Furthermore, in the preferred embodiment of the present invention, a second surface S2 of the flexible circuit board 10 opposite to the first surface S1, on which there are no any leads or connection wires, is also covered with the thermal dissipation material in order to help the chip 30 with thermal dissipation. As shown in FIG. 7, an unused area A4 is covered with thermal dissipation material (represented by oblique lines). It should be noted that the size, shape, and location of the unused area A4 are not limited to the configuration shown in FIG. 7.
In the above description, dummy areas on two surfaces of the flexible circuit board 10 are covered with the thermal dissipation material, but this is only a preferred embodiment of the present invention.
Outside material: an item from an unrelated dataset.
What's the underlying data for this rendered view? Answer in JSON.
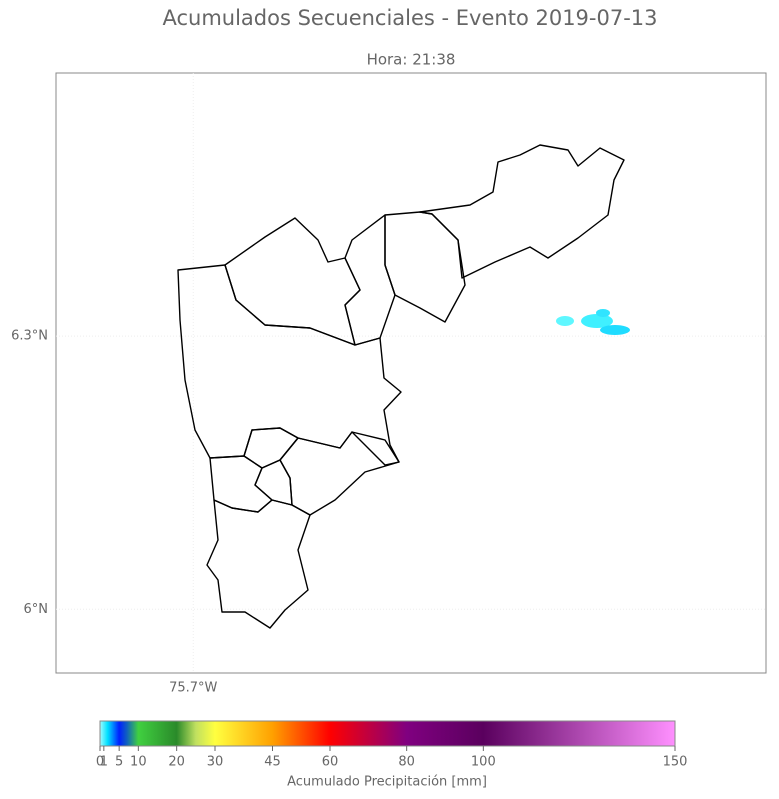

In other embodiments of the present invention, a dummy area on only one surface of the flexible circuit board being covered with the thermal dissipation material is workable. The same objective of improving heat dissipation efficiency is achieved. For example, only the device corner area is covered with the thermal dissipation material, or only the surface having no leads or connection wires formed thereon is covered with the thermal dissipation material. These modifications also fall within the scope of the present invention.
Those skilled in the art will readily observe that numerous modifications and alterations of the device and method may be made while retaining the teachings of the invention. Accordingly, the above disclosure should be construed as limited only by the metes and bounds of the appended claims.